Я находился от неё на приличном расстоянии, но мне было хорошо видно и слышно, как Шура, на манер своей матери, баюкает куклу. Забавно было наблюдать за ней, как эта шустрая, худенькая босоногая девочка точно подражает своей матери - тридцати восьмилетней женщине, - недавно родившей очередного ребёнка. Разница лишь в том, что мать её, в отличие от Шуры, своего младенца не пугает приходом попа, как все его тут называют.
Шура очень боится сельского священника. Он живёт на соседней улице, неподалёку отсюда и часто ходит куда-то по своим делам мимо их дома. Видимо, священник, – любитель дразнить детей дубовыми шутками, однажды ей сказал: «Я эту девочку заберу себе, - у её матери и без неё много детей, а у меня нет внучки», а Шура восприняла это всерьёз и с тех пор стала бояться священника, и как только где его увидит, то со всех ног бежит домой к маме.

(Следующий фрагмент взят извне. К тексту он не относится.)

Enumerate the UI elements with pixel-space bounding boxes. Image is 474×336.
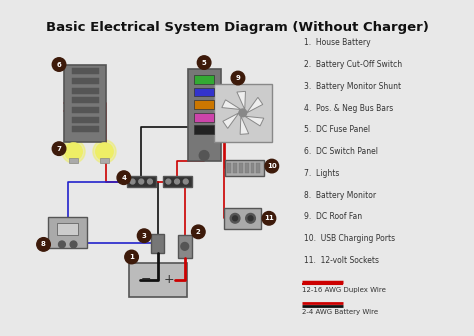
FancyBboxPatch shape (151, 234, 164, 253)
Circle shape (183, 179, 188, 184)
Circle shape (62, 140, 85, 163)
FancyBboxPatch shape (226, 160, 264, 176)
Circle shape (248, 216, 253, 221)
Polygon shape (237, 91, 246, 110)
Text: 11: 11 (264, 215, 274, 221)
FancyBboxPatch shape (245, 163, 248, 173)
Circle shape (96, 143, 113, 160)
FancyBboxPatch shape (228, 163, 231, 173)
Polygon shape (222, 100, 241, 110)
Circle shape (166, 179, 171, 184)
Text: 6: 6 (57, 61, 62, 68)
Circle shape (197, 56, 211, 69)
FancyBboxPatch shape (100, 158, 109, 163)
Circle shape (147, 179, 152, 184)
FancyBboxPatch shape (128, 263, 187, 297)
Text: +: + (164, 273, 174, 286)
Circle shape (191, 225, 205, 239)
FancyBboxPatch shape (72, 68, 99, 74)
Circle shape (265, 159, 279, 173)
Circle shape (130, 179, 135, 184)
FancyBboxPatch shape (224, 208, 261, 229)
Text: 8: 8 (41, 241, 46, 247)
FancyBboxPatch shape (127, 176, 156, 187)
FancyBboxPatch shape (194, 125, 214, 134)
Circle shape (174, 179, 180, 184)
FancyBboxPatch shape (57, 223, 78, 235)
FancyBboxPatch shape (72, 97, 99, 103)
Polygon shape (246, 97, 263, 113)
FancyBboxPatch shape (194, 113, 214, 122)
Circle shape (246, 213, 255, 223)
Circle shape (65, 143, 82, 160)
FancyBboxPatch shape (72, 88, 99, 93)
Polygon shape (245, 116, 264, 126)
FancyBboxPatch shape (69, 158, 78, 163)
Circle shape (199, 151, 209, 160)
FancyBboxPatch shape (72, 107, 99, 113)
FancyBboxPatch shape (163, 176, 191, 187)
Text: 3: 3 (142, 233, 146, 239)
Circle shape (239, 109, 246, 117)
Circle shape (52, 142, 66, 156)
Circle shape (117, 171, 131, 184)
Text: 9: 9 (236, 75, 240, 81)
Text: 5.  DC Fuse Panel: 5. DC Fuse Panel (304, 125, 370, 134)
Circle shape (230, 213, 240, 223)
Circle shape (125, 250, 138, 264)
Text: Basic Electrical System Diagram (Without Charger): Basic Electrical System Diagram (Without… (46, 21, 428, 34)
Circle shape (139, 179, 144, 184)
Text: −: − (141, 273, 151, 286)
Circle shape (93, 140, 116, 163)
Text: 1.  House Battery: 1. House Battery (304, 38, 370, 47)
Circle shape (37, 238, 50, 251)
Text: 4: 4 (121, 175, 127, 181)
Text: 12-16 AWG Duplex Wire: 12-16 AWG Duplex Wire (302, 288, 386, 293)
Text: 2-4 AWG Battery Wire: 2-4 AWG Battery Wire (302, 309, 378, 315)
Circle shape (231, 71, 245, 85)
Text: 2.  Battery Cut-Off Switch: 2. Battery Cut-Off Switch (304, 60, 402, 69)
Circle shape (52, 58, 66, 71)
Circle shape (262, 212, 276, 225)
FancyBboxPatch shape (48, 217, 87, 248)
Circle shape (233, 216, 237, 221)
FancyBboxPatch shape (194, 75, 214, 84)
Text: 5: 5 (202, 59, 207, 66)
FancyBboxPatch shape (72, 126, 99, 132)
FancyBboxPatch shape (64, 65, 107, 142)
Text: 8.  Battery Monitor: 8. Battery Monitor (304, 191, 376, 200)
Circle shape (137, 229, 151, 243)
FancyBboxPatch shape (72, 117, 99, 123)
FancyBboxPatch shape (194, 100, 214, 109)
Text: 4.  Pos. & Neg Bus Bars: 4. Pos. & Neg Bus Bars (304, 104, 393, 113)
Circle shape (70, 241, 77, 248)
Text: 2: 2 (196, 229, 201, 235)
FancyBboxPatch shape (256, 163, 260, 173)
Text: 10: 10 (267, 163, 277, 169)
Polygon shape (240, 116, 249, 134)
Text: 10.  USB Charging Ports: 10. USB Charging Ports (304, 234, 395, 243)
FancyBboxPatch shape (214, 84, 272, 142)
Text: 1: 1 (129, 254, 134, 260)
FancyBboxPatch shape (178, 235, 191, 258)
Circle shape (59, 241, 65, 248)
FancyBboxPatch shape (239, 163, 243, 173)
Text: 11.  12-volt Sockets: 11. 12-volt Sockets (304, 256, 379, 265)
Text: 6.  DC Switch Panel: 6. DC Switch Panel (304, 147, 378, 156)
Circle shape (181, 243, 189, 250)
Text: 7: 7 (56, 145, 62, 152)
Polygon shape (223, 113, 239, 128)
Text: 3.  Battery Monitor Shunt: 3. Battery Monitor Shunt (304, 82, 401, 91)
FancyBboxPatch shape (233, 163, 237, 173)
FancyBboxPatch shape (251, 163, 255, 173)
Text: 7.  Lights: 7. Lights (304, 169, 339, 178)
FancyBboxPatch shape (194, 88, 214, 96)
Text: 9.  DC Roof Fan: 9. DC Roof Fan (304, 212, 362, 221)
FancyBboxPatch shape (72, 78, 99, 84)
FancyBboxPatch shape (188, 69, 220, 161)
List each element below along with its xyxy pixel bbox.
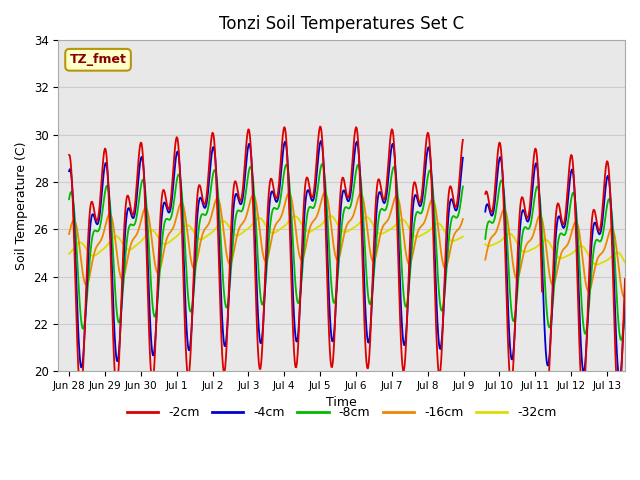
-4cm [577, 342, 585, 348]
-32cm [186, 224, 194, 229]
-8cm [486, 218, 493, 224]
Text: TZ_fmet: TZ_fmet [70, 53, 127, 66]
-2cm [186, 359, 194, 364]
-2cm [621, 276, 629, 282]
-8cm [596, 239, 604, 244]
-2cm [346, 187, 354, 193]
-4cm [621, 293, 629, 299]
-8cm [186, 308, 194, 314]
-32cm [234, 232, 242, 238]
-4cm [186, 344, 194, 349]
-4cm [234, 194, 242, 200]
Line: -4cm: -4cm [69, 141, 625, 378]
X-axis label: Time: Time [326, 396, 357, 409]
-16cm [186, 251, 194, 257]
-4cm [486, 208, 493, 214]
Line: -2cm: -2cm [69, 127, 625, 404]
-2cm [486, 204, 493, 210]
-2cm [65, 152, 73, 158]
-2cm [577, 377, 585, 383]
-16cm [621, 294, 629, 300]
-32cm [65, 251, 73, 257]
-8cm [621, 307, 629, 313]
-32cm [596, 261, 604, 267]
Line: -16cm: -16cm [69, 192, 625, 298]
-16cm [234, 229, 242, 235]
-8cm [234, 208, 242, 214]
-32cm [577, 243, 585, 249]
-16cm [65, 231, 73, 237]
-2cm [234, 189, 242, 195]
Title: Tonzi Soil Temperatures Set C: Tonzi Soil Temperatures Set C [219, 15, 464, 33]
-32cm [621, 260, 629, 265]
-16cm [577, 241, 585, 247]
Legend: -2cm, -4cm, -8cm, -16cm, -32cm: -2cm, -4cm, -8cm, -16cm, -32cm [122, 401, 561, 424]
-8cm [65, 196, 73, 202]
Line: -32cm: -32cm [69, 216, 625, 264]
-4cm [65, 168, 73, 174]
-8cm [346, 204, 354, 210]
-4cm [596, 231, 604, 237]
-32cm [346, 227, 354, 233]
-16cm [346, 218, 354, 224]
-2cm [596, 228, 604, 233]
-16cm [596, 252, 604, 258]
Y-axis label: Soil Temperature (C): Soil Temperature (C) [15, 142, 28, 270]
-8cm [577, 288, 585, 294]
-32cm [486, 243, 493, 249]
-16cm [486, 238, 493, 244]
Line: -8cm: -8cm [69, 164, 625, 340]
-4cm [346, 194, 354, 200]
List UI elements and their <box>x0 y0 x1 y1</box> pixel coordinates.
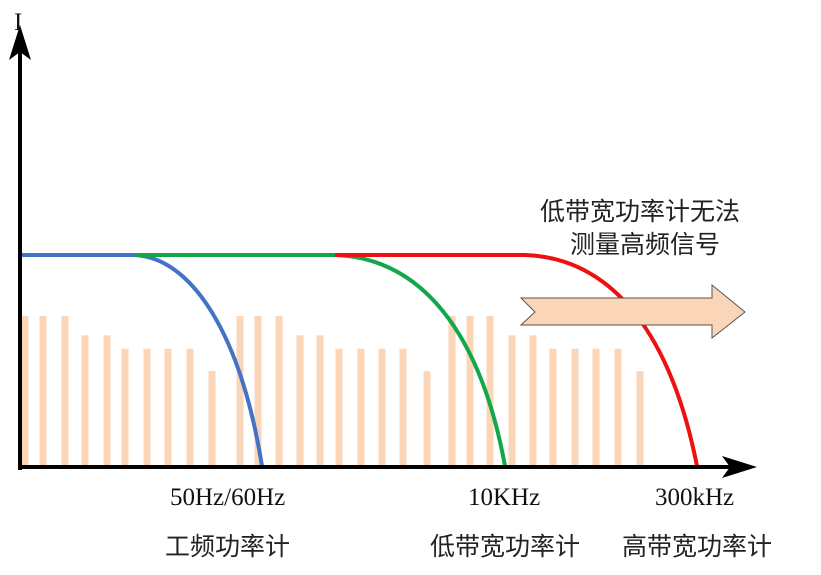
low-bandwidth-curve <box>135 253 507 467</box>
harmonic-bar <box>236 316 244 465</box>
meter-label-power-frequency: 工频功率计 <box>165 532 290 561</box>
harmonic-bar <box>143 348 151 465</box>
meter-label-high-bandwidth: 高带宽功率计 <box>622 532 772 561</box>
harmonic-bars <box>21 316 644 465</box>
harmonic-bar <box>335 348 343 465</box>
harmonic-bar <box>316 335 324 465</box>
harmonic-bar <box>61 316 69 465</box>
annotation-line-1: 低带宽功率计无法 <box>540 197 740 226</box>
harmonic-bar <box>399 348 407 465</box>
y-axis-label: I <box>14 9 22 36</box>
harmonic-bar <box>208 371 216 465</box>
annotation-line-2: 测量高频信号 <box>570 230 720 259</box>
harmonic-bar <box>614 348 622 465</box>
harmonic-bar <box>508 335 516 465</box>
harmonic-bar <box>529 335 537 465</box>
harmonic-bar <box>636 371 644 465</box>
harmonic-bar <box>275 316 283 465</box>
harmonic-bar <box>378 348 386 465</box>
frequency-label-10khz: 10KHz <box>468 484 540 511</box>
harmonic-bar <box>296 335 304 465</box>
harmonic-bar <box>81 335 89 465</box>
harmonic-bar <box>448 316 456 465</box>
harmonic-bar <box>254 316 262 465</box>
harmonic-bar <box>571 348 579 465</box>
frequency-label-300khz: 300kHz <box>655 484 734 511</box>
harmonic-bar <box>121 348 129 465</box>
harmonic-bar <box>186 348 194 465</box>
harmonic-bar <box>486 316 494 465</box>
x-axis-arrowhead <box>722 456 757 478</box>
frequency-label-50-60hz: 50Hz/60Hz <box>170 484 285 511</box>
harmonic-bar <box>549 348 557 465</box>
harmonic-bar <box>357 348 365 465</box>
harmonic-bar <box>164 348 172 465</box>
y-axis-arrowhead <box>9 25 31 60</box>
arrow-shape <box>519 283 746 340</box>
harmonic-bar <box>592 348 600 465</box>
harmonic-bar <box>103 335 111 465</box>
harmonic-bar <box>21 316 29 465</box>
meter-label-low-bandwidth: 低带宽功率计 <box>430 532 580 561</box>
power-frequency-curve <box>20 253 264 467</box>
harmonic-bar <box>39 316 47 465</box>
harmonic-bar <box>423 371 431 465</box>
harmonic-bar <box>466 316 474 465</box>
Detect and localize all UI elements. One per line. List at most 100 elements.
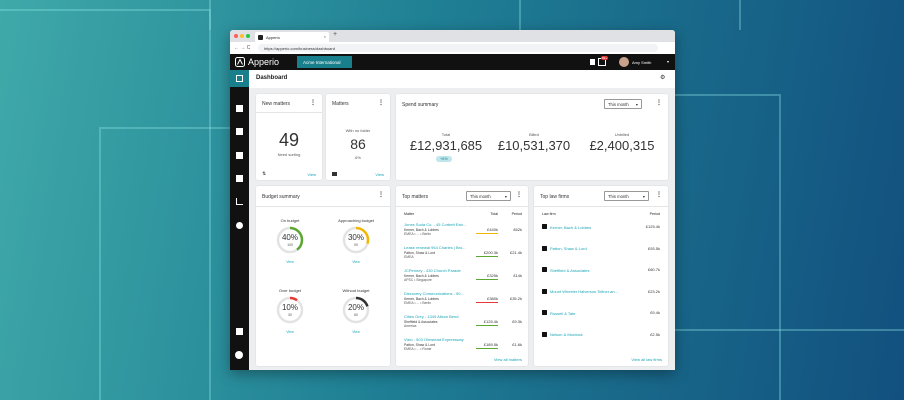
divider (534, 206, 668, 207)
nav-reports[interactable] (236, 198, 243, 205)
firm-name[interactable]: Nelson & Murdock (550, 332, 583, 337)
matter-firm: Sheffield & Associates (404, 319, 438, 324)
matter-name[interactable]: Lease renewal 964 Charles | Bro... (404, 245, 466, 250)
view-all-link[interactable]: View all matters (493, 357, 522, 362)
firm-name[interactable]: Russell & Tate (550, 310, 576, 316)
view-link[interactable]: View (307, 172, 316, 177)
firm-name[interactable]: Sheffield & Associates (550, 267, 590, 273)
view-all-link[interactable]: View all law firms (631, 357, 662, 362)
period-select[interactable]: This month ▾ (604, 99, 642, 109)
gauge-link[interactable]: View (286, 330, 294, 334)
firm-name[interactable]: Mount Wheeler Halverson Tellner an... (550, 289, 618, 294)
nav-help[interactable] (235, 351, 243, 359)
user-name[interactable]: Amy Smith (632, 60, 652, 65)
url-field[interactable]: https://apperio.com/business/dashboard (258, 44, 658, 52)
card-menu[interactable]: ⋮ (310, 100, 316, 106)
matter-name[interactable]: Discovery Communications - 90... (404, 291, 464, 296)
card-title: Spend summary (402, 102, 439, 108)
card-menu[interactable]: ⋮ (378, 100, 384, 106)
matter-region: America (404, 324, 417, 328)
settings-icon[interactable]: ⚙ (660, 75, 666, 81)
view-link[interactable]: View (375, 172, 384, 177)
nav-calendar[interactable] (236, 152, 243, 159)
firm-name[interactable]: Kerner, Bach & Lobbes (550, 224, 592, 230)
card-menu[interactable]: ⋮ (656, 100, 662, 106)
gauge (276, 226, 304, 254)
logo-icon (235, 57, 245, 67)
gauge-link[interactable]: View (352, 330, 360, 334)
period: This month (470, 193, 491, 199)
nav-files[interactable] (236, 175, 243, 182)
period: This month (608, 101, 629, 107)
firms-table: Law firm Period Kerner, Bach & Lobbes £125.… (534, 208, 668, 358)
firm-amount: £93.5k (647, 245, 660, 251)
new-tab[interactable]: + (333, 31, 338, 38)
minimize-dot[interactable] (240, 34, 244, 38)
gauge-count: 60 (354, 313, 358, 317)
avatar[interactable] (619, 57, 629, 67)
org-switcher[interactable]: Acme International (297, 56, 352, 68)
doc-icon[interactable] (590, 59, 595, 65)
matter-period: £9.3k (512, 319, 522, 324)
card-menu[interactable]: ⋮ (378, 192, 384, 198)
matter-name[interactable]: Vizio - 503 Olmstead Expressway (404, 337, 464, 342)
nav-active[interactable] (230, 70, 249, 87)
gauge-percent: 40% (281, 233, 298, 242)
tab-bar: Apperio × + (230, 30, 675, 42)
spend-label: Total (441, 132, 451, 137)
card-title: New matters (262, 101, 291, 107)
matter-region: APSC • Singapore (404, 278, 432, 282)
gauge-link[interactable]: View (286, 260, 294, 264)
gauge-link[interactable]: View (352, 260, 360, 264)
matter-name[interactable]: Jones Soda Co. - 45 Corbett Estr... (404, 222, 467, 227)
nav-dashboard[interactable] (236, 75, 243, 82)
card-menu[interactable]: ⋮ (656, 192, 662, 198)
nav-gifts[interactable] (236, 328, 243, 335)
nav-folders[interactable] (236, 128, 243, 135)
card-menu[interactable]: ⋮ (516, 192, 522, 198)
card-title: Top law firms (540, 194, 570, 200)
sort-icon[interactable]: ⇅ (262, 171, 267, 177)
matter-period: £21.4k (509, 250, 522, 255)
tab-close[interactable]: × (323, 34, 326, 39)
nav-buttons[interactable]: ← → C (234, 45, 251, 51)
matter-total: £440k (487, 227, 498, 232)
nav-matters[interactable] (236, 105, 243, 112)
period: This month (608, 193, 629, 199)
period-select[interactable]: This month ▾ (604, 191, 649, 201)
matters-card: Matters ⋮ With no folder 86 6% View (326, 94, 390, 180)
user-menu-caret[interactable]: ▾ (667, 59, 670, 64)
divider (396, 206, 528, 207)
gauge (342, 296, 370, 324)
gauges: On budget 40% 100 View Approaching budget 30%… (256, 208, 390, 366)
period-select[interactable]: This month ▾ (466, 191, 511, 201)
firm-icon (542, 267, 547, 272)
total-bar (476, 324, 498, 326)
page-title: Dashboard (256, 75, 288, 81)
matter-firm: Kerner, Bach & Lobbes (404, 227, 439, 232)
folder-icon[interactable] (332, 172, 337, 176)
nav-people[interactable] (236, 222, 243, 229)
gauge-label: Over budget (278, 288, 301, 293)
zoom-dot[interactable] (246, 34, 250, 38)
spend-label: Billed (529, 132, 539, 137)
matter-name[interactable]: JCPenney - 430 Church Parade (404, 268, 461, 273)
total-bar (476, 232, 498, 234)
logo[interactable]: Apperio (248, 56, 280, 67)
matter-firm: Patton, Shaw & Lord (404, 250, 436, 255)
matter-period: £62k (513, 227, 522, 232)
firm-icon (542, 245, 547, 251)
matter-period: £1.6k (512, 342, 522, 347)
firm-name[interactable]: Patton, Shaw & Lord (550, 246, 587, 251)
budget-summary-card: Budget summary ⋮ On budget 40% 100 View Appr… (256, 186, 390, 366)
matter-name[interactable]: Cities Grey - 1349 Alison Bend (404, 314, 459, 319)
tab[interactable]: Apperio × (255, 32, 329, 42)
matter-firm: Patton, Shaw & Lord (404, 342, 436, 347)
firm-amount: £9.4k (650, 310, 660, 315)
column-header: Period (649, 212, 660, 216)
gauge-arc (276, 296, 304, 324)
close-dot[interactable] (234, 34, 238, 38)
matter-region: EMEA • ... • Berlin (404, 301, 432, 305)
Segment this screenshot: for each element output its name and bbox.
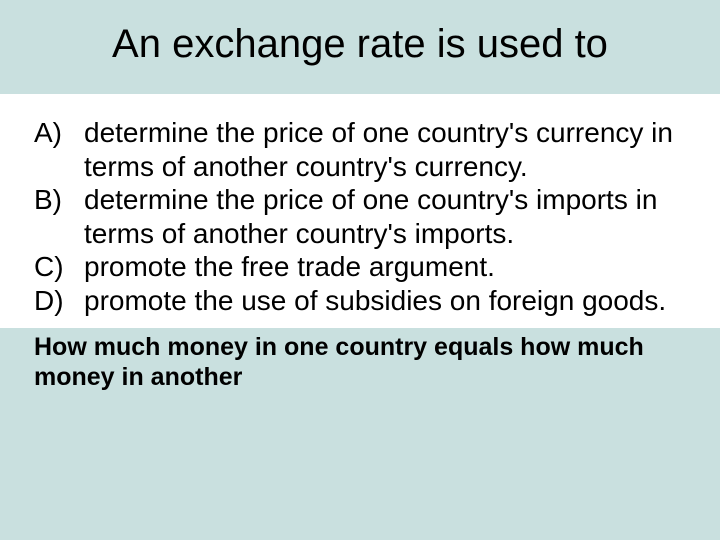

Вот и на сей раз Шура, на манер матери, убаюкивает куклу и пугает её, если она не перестанет плакать,не приходом серого волка, лешего, или Бабы Яги,как это делает мать, а попа, которого сама страсть как боится и то и дело оглядывается по сторонам – не идёт ли где он, этот поп?
А поп в это время шёл огородами по своим делам и как раз выходил на улицу сзади их дома, вокруг которой не было никакой изгороди. Шура увидела его лишь тогда, когда он подошёл к крыльцу сзади. Седой бородатый старик с длинными волосами, в чёрном подряснике, показался Шуре ещё более страшным, чем она видела его раньше. Перепуганная девочка вскочила, прижав к груди свою куклу, как мать защищает своего ребёнка в случае опасности, и с криком: «Ма-а-ма!», побежала в избу.
Священник в недоумении стоял возле крыльца и, глядя ей в след,ничего не понимая, крестился, шепча себе под нос: «Господи помилуй, Господи помилуй!».